Activists ‘unsuccessful’

“Over the past decade activists have unsuccessfully tried to use the Australian legal system to argue that Adani’s Carmichael Mine should not be approved because of the emissions created when coal is used to generate electricity overseas and the impact that would have on the Great Barrier Reef,” the company said in a public statement.

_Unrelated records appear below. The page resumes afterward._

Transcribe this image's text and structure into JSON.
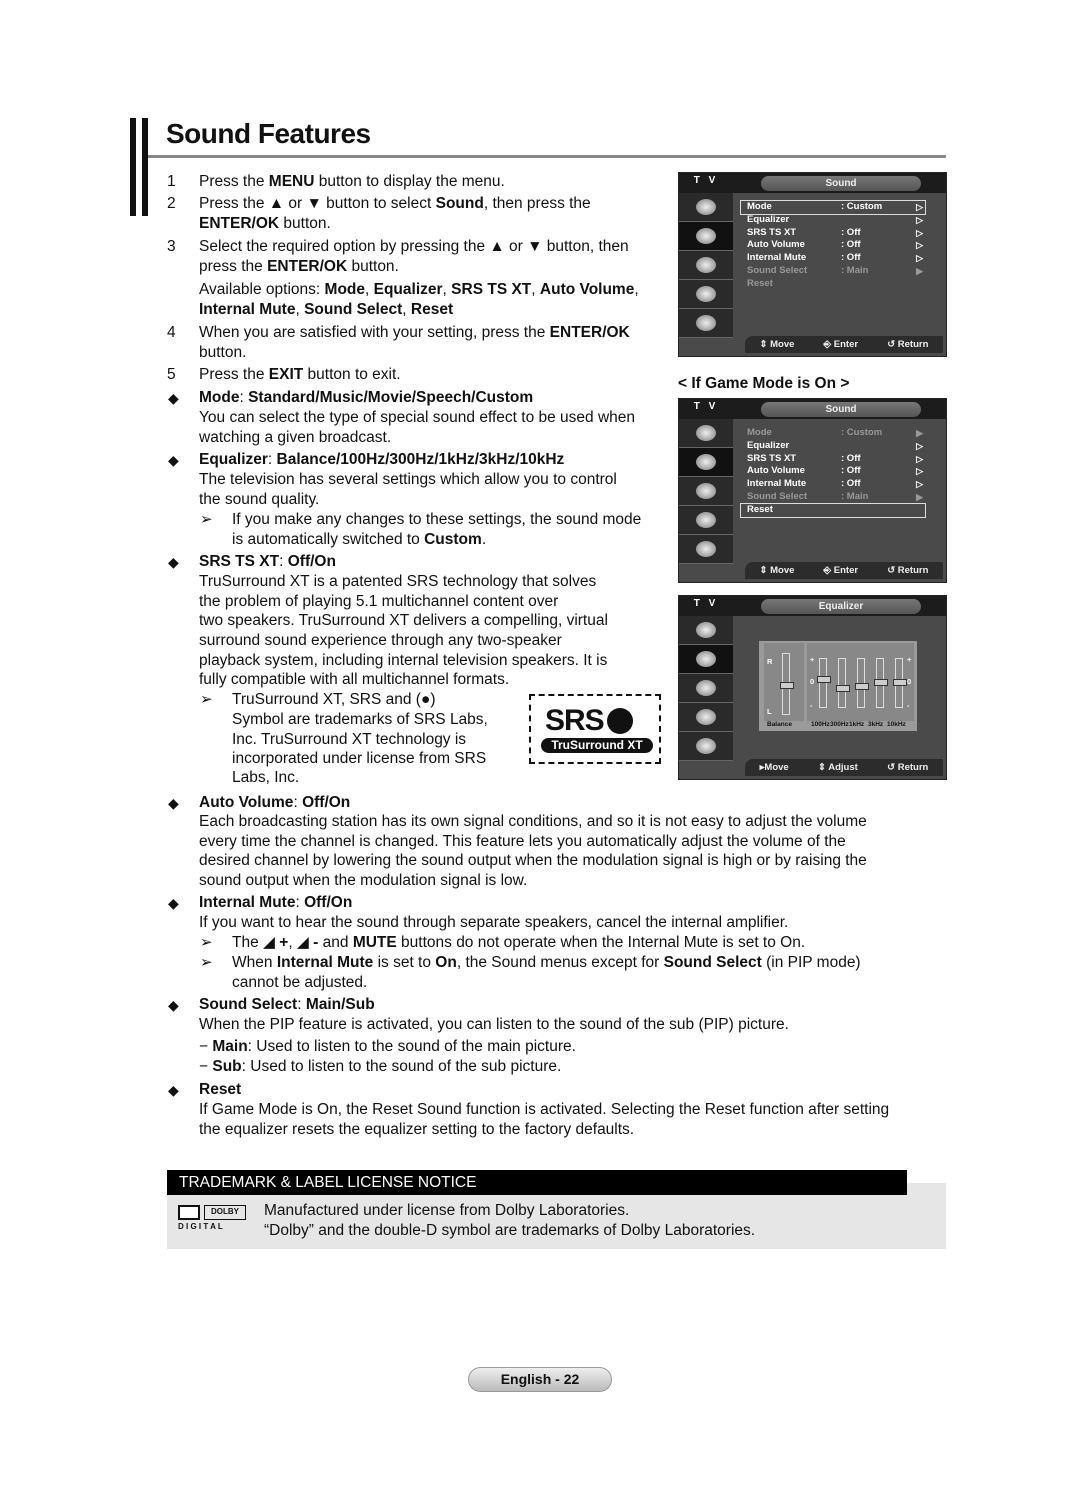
{
  "title": "Sound Features",
  "steps": [
    {
      "num": "1",
      "lines": [
        "Press the **MENU** button to display the menu."
      ]
    },
    {
      "num": "2",
      "lines": [
        "Press the ▲ or ▼ button to select **Sound**, then press the",
        "**ENTER/OK** button."
      ]
    },
    {
      "num": "3",
      "lines": [
        "Select the required option by pressing the ▲ or ▼ button, then",
        "press the **ENTER/OK** button.",
        "Available options: **Mode**, **Equalizer**, **SRS TS XT**, **Auto Volume**,",
        "**Internal Mute**, **Sound Select**, **Reset**"
      ]
    },
    {
      "num": "4",
      "lines": [
        "When you are satisfied with your setting, press the **ENTER/OK**",
        "button."
      ]
    },
    {
      "num": "5",
      "lines": [
        "Press the **EXIT** button to exit."
      ]
    }
  ],
  "sections": [
    {
      "heading": "**Mode**: **Standard/Music/Movie/Speech/Custom**",
      "lines": [
        "You can select the type of special sound effect to be used when",
        "watching a given broadcast."
      ],
      "notes": []
    },
    {
      "heading": "**Equalizer**: **Balance/100Hz/300Hz/1kHz/3kHz/10kHz**",
      "lines": [
        "The television has several settings which allow you to control",
        "the sound quality."
      ],
      "notes": [
        [
          "If you make any changes to these settings, the sound mode",
          "is automatically switched to **Custom**."
        ]
      ]
    },
    {
      "heading": "**SRS TS XT**: **Off/On**",
      "lines": [
        "TruSurround XT is a patented SRS technology that solves",
        "the problem of playing 5.1 multichannel content over",
        "two speakers. TruSurround XT delivers a compelling, virtual",
        "surround sound experience through any two-speaker",
        "playback system, including internal television speakers. It is",
        "fully compatible with all multichannel formats."
      ],
      "notes": [
        [
          "TruSurround XT, SRS and (●)",
          "Symbol are trademarks of SRS Labs,",
          "Inc. TruSurround XT technology is",
          "incorporated under license from SRS",
          "Labs, Inc."
        ]
      ]
    },
    {
      "heading": "**Auto Volume**: **Off/On**",
      "lines": [
        "Each broadcasting station has its own signal conditions, and so it is not easy to adjust the volume",
        "every time the channel is changed. This feature lets you automatically adjust the volume of the",
        "desired channel by lowering the sound output when the modulation signal is high or by raising the",
        "sound output when the modulation signal is low."
      ],
      "notes": []
    },
    {
      "heading": "**Internal Mute**: **Off/On**",
      "lines": [
        "If you want to hear the sound through separate speakers, cancel the internal amplifier."
      ],
      "notes": [
        [
          "The ◢ **+**, ◢ **-** and **MUTE** buttons do not operate when the Internal Mute is set to On."
        ],
        [
          "When **Internal Mute** is set to **On**, the Sound menus except for **Sound Select** (in PIP mode)",
          "cannot be adjusted."
        ]
      ]
    },
    {
      "heading": "**Sound Select**: **Main/Sub**",
      "lines": [
        "When the PIP feature is activated, you can listen to the sound of the sub (PIP) picture.",
        "−  **Main**: Used to listen to the sound of the main picture.",
        "−  **Sub**: Used to listen to the sound of the sub picture."
      ],
      "notes": []
    },
    {
      "heading": "**Reset**",
      "lines": [
        "If Game Mode is On, the Reset Sound function is activated. Selecting the Reset function after setting",
        "the equalizer resets the equalizer setting to the factory defaults."
      ],
      "notes": []
    }
  ],
  "game_mode_label": "< If Game Mode is On >",
  "srs_logo": {
    "text": "SRS",
    "sub": "TruSurround XT"
  },
  "menus": [
    {
      "tv": "T V",
      "title": "Sound",
      "items": [
        {
          "label": "Mode",
          "value": ": Custom",
          "state": "highlight"
        },
        {
          "label": "Equalizer",
          "value": "",
          "state": "normal"
        },
        {
          "label": "SRS TS XT",
          "value": ": Off",
          "state": "normal"
        },
        {
          "label": "Auto Volume",
          "value": ": Off",
          "state": "normal"
        },
        {
          "label": "Internal Mute",
          "value": ": Off",
          "state": "normal"
        },
        {
          "label": "Sound Select",
          "value": ": Main",
          "state": "disabled"
        },
        {
          "label": "Reset",
          "value": "",
          "state": "disabled"
        }
      ],
      "footer": [
        "⇕ Move",
        "⎆ Enter",
        "↺ Return"
      ]
    },
    {
      "tv": "T V",
      "title": "Sound",
      "items": [
        {
          "label": "Mode",
          "value": ": Custom",
          "state": "disabled"
        },
        {
          "label": "Equalizer",
          "value": "",
          "state": "normal"
        },
        {
          "label": "SRS TS XT",
          "value": ": Off",
          "state": "normal"
        },
        {
          "label": "Auto Volume",
          "value": ": Off",
          "state": "normal"
        },
        {
          "label": "Internal Mute",
          "value": ": Off",
          "state": "normal"
        },
        {
          "label": "Sound Select",
          "value": ": Main",
          "state": "disabled"
        },
        {
          "label": "Reset",
          "value": "",
          "state": "highlight"
        }
      ],
      "footer": [
        "⇕ Move",
        "⎆ Enter",
        "↺ Return"
      ]
    },
    {
      "tv": "T V",
      "title": "Equalizer",
      "equalizer": {
        "balance": {
          "label": "Balance",
          "top": "R",
          "bottom": "L",
          "level": 0.5
        },
        "bands": [
          {
            "label": "100Hz",
            "level": 0.62
          },
          {
            "label": "300Hz",
            "level": 0.4
          },
          {
            "label": "1kHz",
            "level": 0.46
          },
          {
            "label": "3kHz",
            "level": 0.55
          },
          {
            "label": "10kHz",
            "level": 0.55
          }
        ],
        "plus": "+",
        "zero": "0",
        "minus": "-"
      },
      "footer": [
        "▸Move",
        "⇕ Adjust",
        "↺ Return"
      ]
    }
  ],
  "notice": {
    "heading": "TRADEMARK & LABEL LICENSE NOTICE",
    "logo": {
      "brand": "DOLBY",
      "sub": "D I G I T A L"
    },
    "lines": [
      "Manufactured under license from Dolby Laboratories.",
      "“Dolby” and the double-D symbol are trademarks of Dolby Laboratories."
    ]
  },
  "footer": {
    "page_label": "English - 22"
  }
}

“The amount of carbon dioxide that will be produced will represent less than 0.04 per cent of Australia’s emissions and less than 0.0006 per cent of global emissions, which is not enough to have an impact on the Great Barrier Reef. The quality of coal from the Carmichael mine is better than the coal it will replace in the market, meaning it will produce fewer emissions when burnt.”

Alternative is worse

In comparison, certain types of coal from Indonesia can produce more than 28 per cent higher greenhouse gas emissions than Australian coal according to Adani.

“Denying other countries access to superior quality thermal coal like ours will not only disadvantage them environmentally, it will also mean that instead of jobs being created here in Queensland to mine our coal that those jobs will be exported to other countries at the expense of Queenslanders,” the proponent said.

“We already have more than 1500 Queenslanders working on the Carmichael project now. These jobs could not be more important at a time when people are struggling to get work as a result of the COVID-19 pandemic.”